Marktplatz in Schwenningen: Die „Grüne Insel“ sorgt für Aufsehen

Die Mitarbeiter der Technischen Dienste VS bringen an der „Grünen Insel“ die Sitzelemente aus Holz an.
Mareike KrattIm vergangenen Jahr war es das „Grüne Zimmer“, das die Stadt allerdings nur für die Sommermonate angemietet hatte, jetzt der Nachfolger dauerhaft für mehr Grün und Aufenthaltsqualität auf dem Marktplatz sorgen.
Neue Sitzbänke
In der vergangenen Woche hatten die Technischen Dienste der Stadt Villingen-Schwenningen (TDVS) die drei großen Pflanzgefäße in der Mitte des Marktplatzes aufgestellt und insektenfreundliche Stauden sowie drei schattenspendende Platanen gesetzt. Am Mittwochmorgen haben die TDVS die noch fehlenden Sitzbänke – Holzstrang für Holzstrang – rund um die Gefäße montiert. Das Gesamtensemble wurde bei einer niederländischen Firma in Auftrag gegeben, berichten die Mitarbeiter.
Im Förderprogramm
Das Projekt trägt laut Pressemitteilung der Stadt den Namen „Grüne Insel“ und soll ab sofort zum Verweilen, Begegnen und Durchatmen einladen. Die drei mal sieben Meter große Fläche ist ein Gemeinschaftsprojekt des Grünflächen- und Tiefbauamts der Stadt sowie der WIR Villingen-Schwenningen GmbH. Realisiert worden sie unter anderem mit Mitteln aus dem Bundesförderprogramm „Zukunftsfähige Innenstädte und Zentren“ (ZIZ).
Positive Effekte
Die neue Gestaltung auf dem Marktplatz soll nach Angaben der Stadt an den Erfolg des „Grünen Zimmers“ sowie die bepflanzten Gefäße auf dem kleinen Muslenplatz im vergangenen Jahr anknüpfen. Die Begrünung werde nicht nur für ein angenehmeres Mikroklima sorgen, sondern gezielt Hitzeinseln im Stadtraum vermeiden helfen.
Die Gesamtkosten des Projekts belaufen sich auf rund 37 000 Euro, teilt die Verwaltung zudem mit. Mit der dauerhaften Installation der „Grünen Insel“ verfolgt die Stadt das Ziel, den öffentlichen Raum nicht nur optisch aufzuwerten, sondern auch lebenswerter und zukunftsfähiger zu gestalten.

Das Wetter lädt zunächst noch nicht zum Verweilen an der „Grünen Insel“ ein.

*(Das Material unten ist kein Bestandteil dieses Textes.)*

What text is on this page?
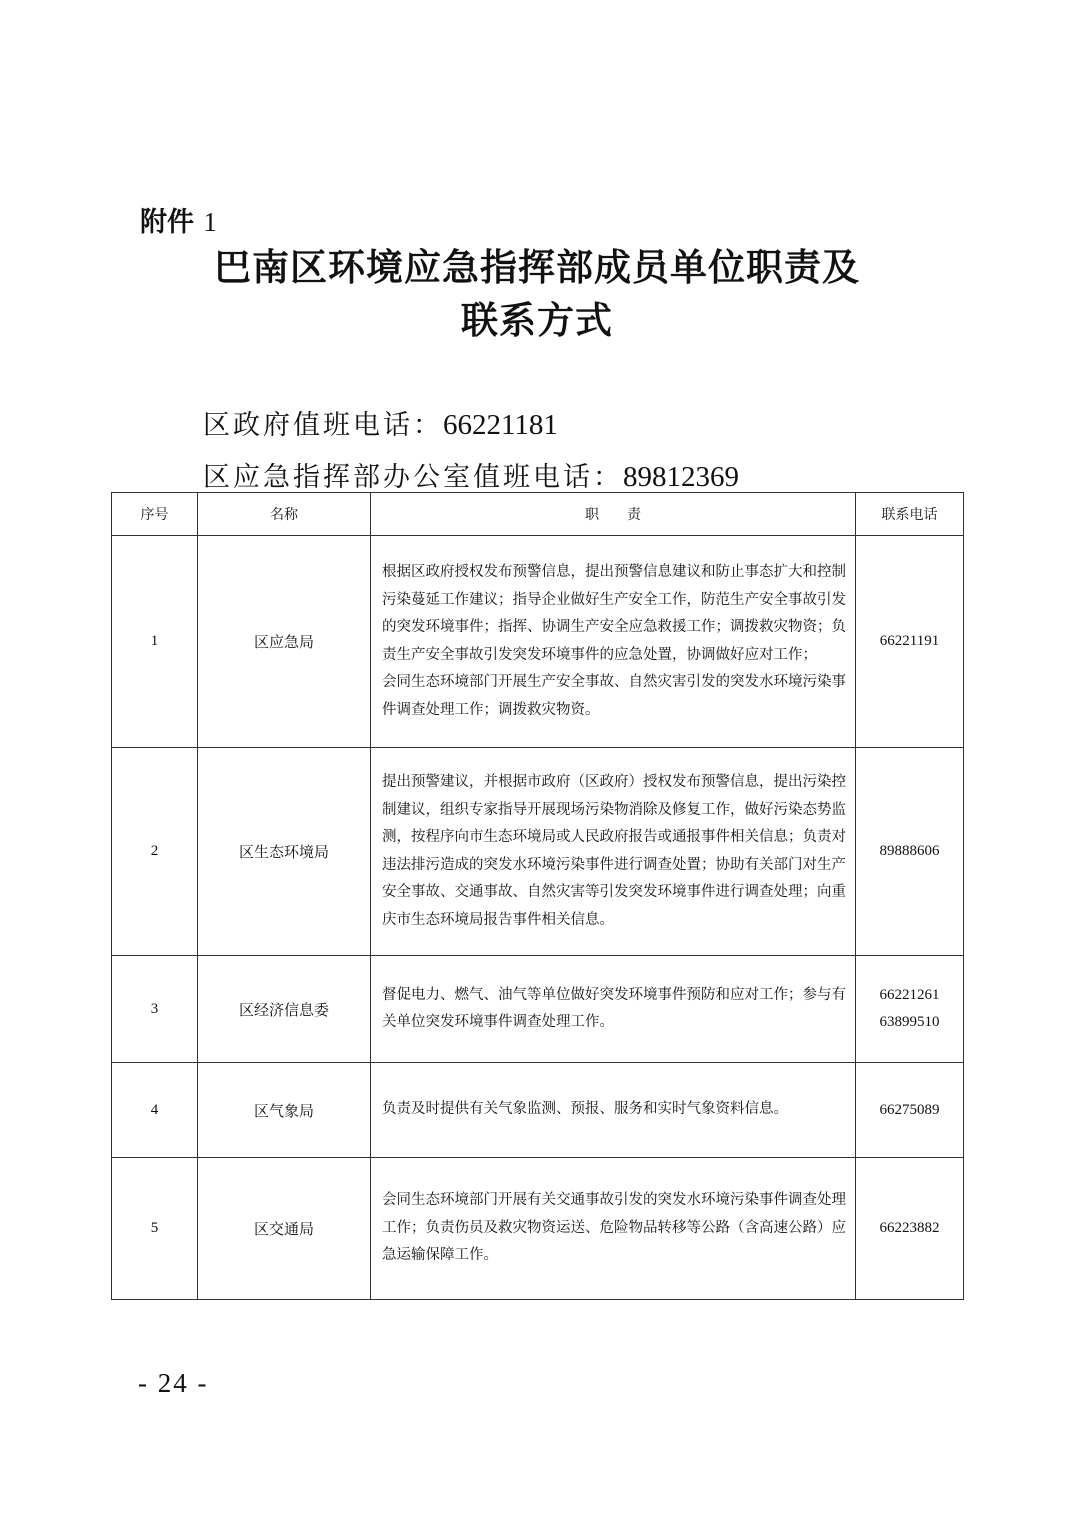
附件 1

巴南区环境应急指挥部成员单位职责及
联系方式

区政府值班电话：66221181

区应急指挥部办公室值班电话：89812369

序号	名称	职　　责	联系电话
1	区应急局	根据区政府授权发布预警信息，提出预警信息建议和防止事态扩大和控制污染蔓延工作建议；指导企业做好生产安全工作，防范生产安全事故引发的突发环境事件；指挥、协调生产安全应急救援工作；调拨救灾物资；负责生产安全事故引发突发环境事件的应急处置，协调做好应对工作；
会同生态环境部门开展生产安全事故、自然灾害引发的突发水环境污染事件调查处理工作；调拨救灾物资。	66221191

2	区生态环境局	提出预警建议，并根据市政府（区政府）授权发布预警信息，提出污染控制建议，组织专家指导开展现场污染物消除及修复工作，做好污染态势监测，按程序向市生态环境局或人民政府报告或通报事件相关信息；负责对违法排污造成的突发水环境污染事件进行调查处置；协助有关部门对生产安全事故、交通事故、自然灾害等引发突发环境事件进行调查处理；向重庆市生态环境局报告事件相关信息。	89888606

3	区经济信息委	督促电力、燃气、油气等单位做好突发环境事件预防和应对工作；参与有关单位突发环境事件调查处理工作。	66221261
63899510

4	区气象局	负责及时提供有关气象监测、预报、服务和实时气象资料信息。	66275089

5	区交通局	会同生态环境部门开展有关交通事故引发的突发水环境污染事件调查处理工作；负责伤员及救灾物资运送、危险物品转移等公路（含高速公路）应急运输保障工作。	66223882

- 24 -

Foto: Mareike KrattImmer wieder Kritik
Der Marktplatz steht immer wieder im Fokus der Öffentlichkeit – und der Kritik. Trotz aufwendiger Sanierung biete er zu wenig Aufenthaltsqualität, werde zu wenig genutzt und locke zu wenig Bürger an, heißt es regelmäßig. Auch das „Grüne Zimmer“ hatte im vergangenen Jahr für kontroverse Stimmungen gesorgt. Da gab es Bürger, die sich positiv zur begrünten Wand geäußert und sie als Bereicherung gesehen, da gab es aber auch Bürger, die sie als nutzlos und teuer bewertet hatten.
Gemischte Stimmung
Und was ist mit dem Nachfolger, der „Grünen Insel“? Aufgrund des Schauerwetters konnte sie am Mittwoch noch nicht wirklich zum Verweilen einladen. Dennoch gab es genügend Passanten, die neugierig stehen blieben, um den neuen Blickfang auf dem Marktplatz zu begutachten. „Nicht so auffällig wie das Grüne Zimmer, aber dennoch hübsch“, sagt Irene Küstner. Sobald das Wetter besser sein werde, werde sie die neue Sitzgelegenheit ausprobieren und als kleinen Stopp auf dem Weg zum Wochenmarkt nutzen, ist sie sich sicher.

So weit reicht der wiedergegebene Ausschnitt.